Produksi Gas dari lapangan Maha ini direncanakan akan di sambungkan ke dalam fasilitas Jangkrik Floating Production Unit (FPU) sehingga dapat memaksimalkan sinergi dan optimisasi waktu dan biaya pengembangan fasilitas subsea.
Farah menegaskan, penemuan ini sangat penting dalam mendukung pencapaian target produksi Indonesia 1 juta barel minyak dan 12,3 bcfpd gas di tahun 2030 yang sejalan dengan strategi Pertamina dalam membangun strategic partnership dan pengembangan migas laut dalam.

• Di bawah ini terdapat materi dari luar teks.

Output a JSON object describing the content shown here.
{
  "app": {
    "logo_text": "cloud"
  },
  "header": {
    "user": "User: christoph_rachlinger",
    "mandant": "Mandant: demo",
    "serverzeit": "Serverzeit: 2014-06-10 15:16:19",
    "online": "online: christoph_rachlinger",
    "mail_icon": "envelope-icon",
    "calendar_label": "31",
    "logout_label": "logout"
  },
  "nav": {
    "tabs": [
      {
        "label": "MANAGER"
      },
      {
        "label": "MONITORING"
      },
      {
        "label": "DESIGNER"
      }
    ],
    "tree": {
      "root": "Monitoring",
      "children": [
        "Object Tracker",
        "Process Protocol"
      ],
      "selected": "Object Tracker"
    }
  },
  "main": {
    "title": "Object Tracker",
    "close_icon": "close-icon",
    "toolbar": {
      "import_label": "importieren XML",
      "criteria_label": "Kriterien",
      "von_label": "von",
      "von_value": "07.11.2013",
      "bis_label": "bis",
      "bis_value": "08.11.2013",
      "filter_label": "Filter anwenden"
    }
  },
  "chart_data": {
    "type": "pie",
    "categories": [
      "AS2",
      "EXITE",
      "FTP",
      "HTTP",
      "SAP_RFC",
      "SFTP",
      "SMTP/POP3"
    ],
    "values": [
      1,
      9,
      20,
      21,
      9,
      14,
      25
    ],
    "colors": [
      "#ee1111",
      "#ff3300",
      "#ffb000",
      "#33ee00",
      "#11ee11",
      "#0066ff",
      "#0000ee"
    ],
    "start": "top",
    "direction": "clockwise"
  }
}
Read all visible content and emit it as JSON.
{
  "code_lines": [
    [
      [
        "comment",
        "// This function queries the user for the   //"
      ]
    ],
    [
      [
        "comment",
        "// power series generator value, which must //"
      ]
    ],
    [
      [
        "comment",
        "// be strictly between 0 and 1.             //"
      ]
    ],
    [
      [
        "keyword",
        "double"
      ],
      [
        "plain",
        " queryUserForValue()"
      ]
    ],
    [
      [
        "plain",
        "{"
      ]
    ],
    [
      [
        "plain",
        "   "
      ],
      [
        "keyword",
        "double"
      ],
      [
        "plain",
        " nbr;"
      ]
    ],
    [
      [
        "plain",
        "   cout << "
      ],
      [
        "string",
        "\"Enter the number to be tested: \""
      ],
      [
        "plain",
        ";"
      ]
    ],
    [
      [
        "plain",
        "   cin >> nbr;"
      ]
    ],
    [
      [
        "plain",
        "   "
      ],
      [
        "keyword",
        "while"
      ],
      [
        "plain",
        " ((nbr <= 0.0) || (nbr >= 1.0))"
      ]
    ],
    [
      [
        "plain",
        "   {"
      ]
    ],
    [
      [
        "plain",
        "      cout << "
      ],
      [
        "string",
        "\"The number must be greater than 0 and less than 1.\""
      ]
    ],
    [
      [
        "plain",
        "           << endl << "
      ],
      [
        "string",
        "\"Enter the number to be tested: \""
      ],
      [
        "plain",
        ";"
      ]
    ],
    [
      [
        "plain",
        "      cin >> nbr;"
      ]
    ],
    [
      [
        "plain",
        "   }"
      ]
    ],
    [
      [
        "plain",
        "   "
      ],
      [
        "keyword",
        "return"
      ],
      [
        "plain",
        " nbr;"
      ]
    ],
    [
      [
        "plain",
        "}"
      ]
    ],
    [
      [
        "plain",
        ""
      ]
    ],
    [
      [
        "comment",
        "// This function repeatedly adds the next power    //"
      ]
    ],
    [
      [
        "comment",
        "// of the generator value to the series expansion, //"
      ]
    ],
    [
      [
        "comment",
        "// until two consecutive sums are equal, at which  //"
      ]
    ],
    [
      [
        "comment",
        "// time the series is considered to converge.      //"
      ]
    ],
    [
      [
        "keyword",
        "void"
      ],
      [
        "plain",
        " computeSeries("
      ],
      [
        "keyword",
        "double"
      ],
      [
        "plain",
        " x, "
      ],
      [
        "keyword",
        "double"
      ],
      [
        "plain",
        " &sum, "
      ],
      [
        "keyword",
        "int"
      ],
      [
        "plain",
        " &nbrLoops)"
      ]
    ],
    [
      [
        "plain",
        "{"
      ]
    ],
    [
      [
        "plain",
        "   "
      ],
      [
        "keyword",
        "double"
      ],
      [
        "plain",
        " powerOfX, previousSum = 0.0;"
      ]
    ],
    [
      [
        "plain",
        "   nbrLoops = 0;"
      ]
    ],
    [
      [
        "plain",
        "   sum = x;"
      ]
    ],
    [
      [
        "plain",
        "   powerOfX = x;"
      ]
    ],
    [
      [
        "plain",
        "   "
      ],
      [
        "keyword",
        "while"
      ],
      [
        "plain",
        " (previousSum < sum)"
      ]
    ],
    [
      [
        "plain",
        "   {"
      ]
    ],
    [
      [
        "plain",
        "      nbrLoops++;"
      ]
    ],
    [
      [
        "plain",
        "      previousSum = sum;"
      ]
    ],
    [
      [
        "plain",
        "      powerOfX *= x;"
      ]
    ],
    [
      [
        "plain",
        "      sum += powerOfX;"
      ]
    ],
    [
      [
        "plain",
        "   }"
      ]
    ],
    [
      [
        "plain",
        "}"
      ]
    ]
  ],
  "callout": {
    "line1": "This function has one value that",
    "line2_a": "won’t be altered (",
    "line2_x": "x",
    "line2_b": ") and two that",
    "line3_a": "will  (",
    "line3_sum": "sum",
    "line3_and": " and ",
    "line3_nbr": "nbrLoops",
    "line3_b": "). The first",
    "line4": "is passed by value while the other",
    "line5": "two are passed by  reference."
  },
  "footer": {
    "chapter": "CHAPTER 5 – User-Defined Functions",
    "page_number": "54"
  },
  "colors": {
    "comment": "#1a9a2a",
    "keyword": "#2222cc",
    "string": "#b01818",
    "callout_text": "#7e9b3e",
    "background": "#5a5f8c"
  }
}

Tahun 2020, PHI mencatatkan kinerja positif dengan realisasi produksi minyak sebesar 51,9 mbopd dan realisasi produksi gas sebesar 728 mmscfd. PHI sebagai Regional Kalimantan Subholding Upstream Pertamina terus berkomitmen melakukan pemboran dengan prioritas pada aspek HSSE dan operational excellence untuk menjaga keberlanjutan operasi dan produksi migas ke depan.